We’ve heard quite a bit from President Obama about the ills associated with income inequality in the United States. Alex Adrianson at the Heritage Foundation’s “InsiderOnline” blog cites some interesting information the president has not shared about income changes tied to the Great Recession.
The Brookings Institutions’ Gary Burtless put together this chart, based on data from the Congressional Budget Office, that shows how different segments of the income distribution have fared since 2000. The chart shows everybody gaining except the top 1 percent, and the bottom 20 percent gaining the most.

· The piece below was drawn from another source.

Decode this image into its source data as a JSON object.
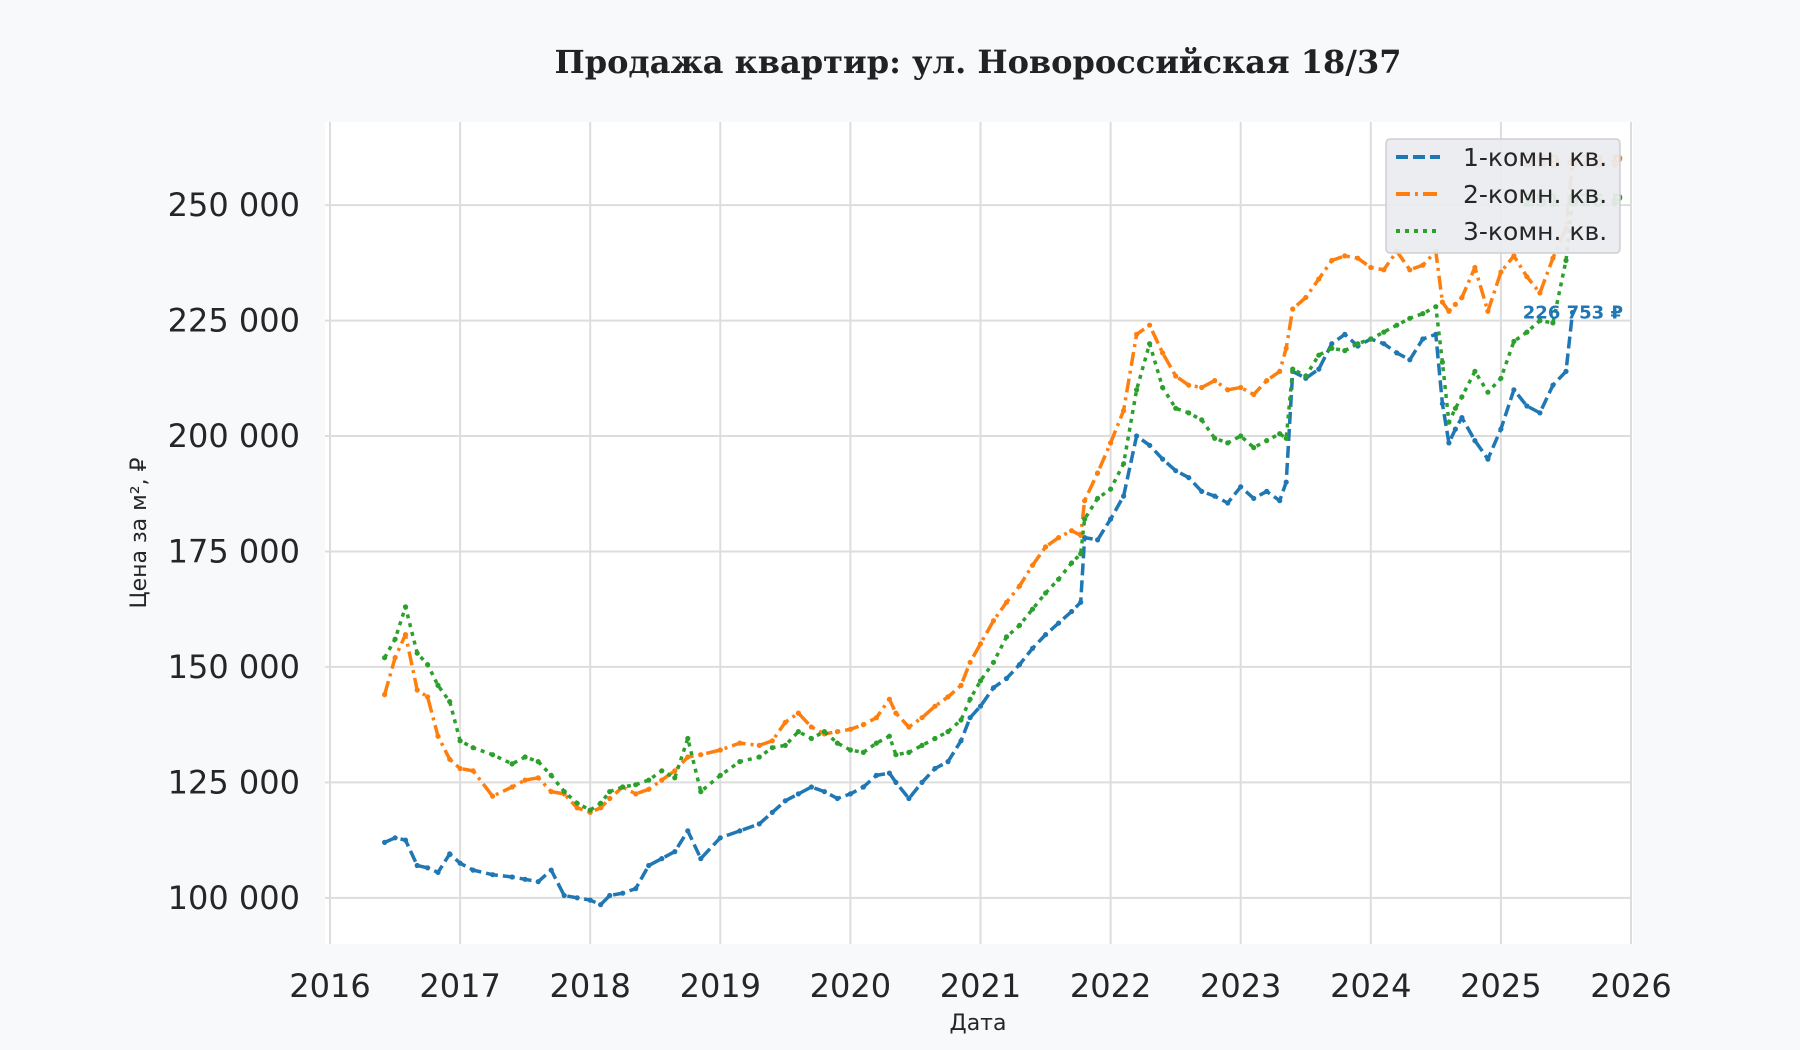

To be sure, the pre- and post-tax incomes of the top 1% improved in 2010 compared with 2009 while incomes in the bottom 90% of households remained essentially flat. Thus, almost all the net income gains in 2010 went to people at the very top. 2010 was the first year of the current recovery, and a disproportionate share of income gain in the early recovery was concentrated on the well-to-do. Income reports published by the IRS suggest this trend continued in 2011 and 2012, when the most affluent taxpayers continued to enjoy big income gains. The flip side is that Americans at the top of the distribution also saw the biggest percentage losses in their incomes during the Great Recession. CBO’s new numbers show that households in the top income percentile saw their before- and after-tax incomes shrink more than one-third between 2007 and 2009. Middle-income Americans experienced pre-tax income losses of 4.5% and after-tax income losses of just 1.4%. In the bottom one-fifth of U.S. households, after-tax incomes actually edged up during the recession.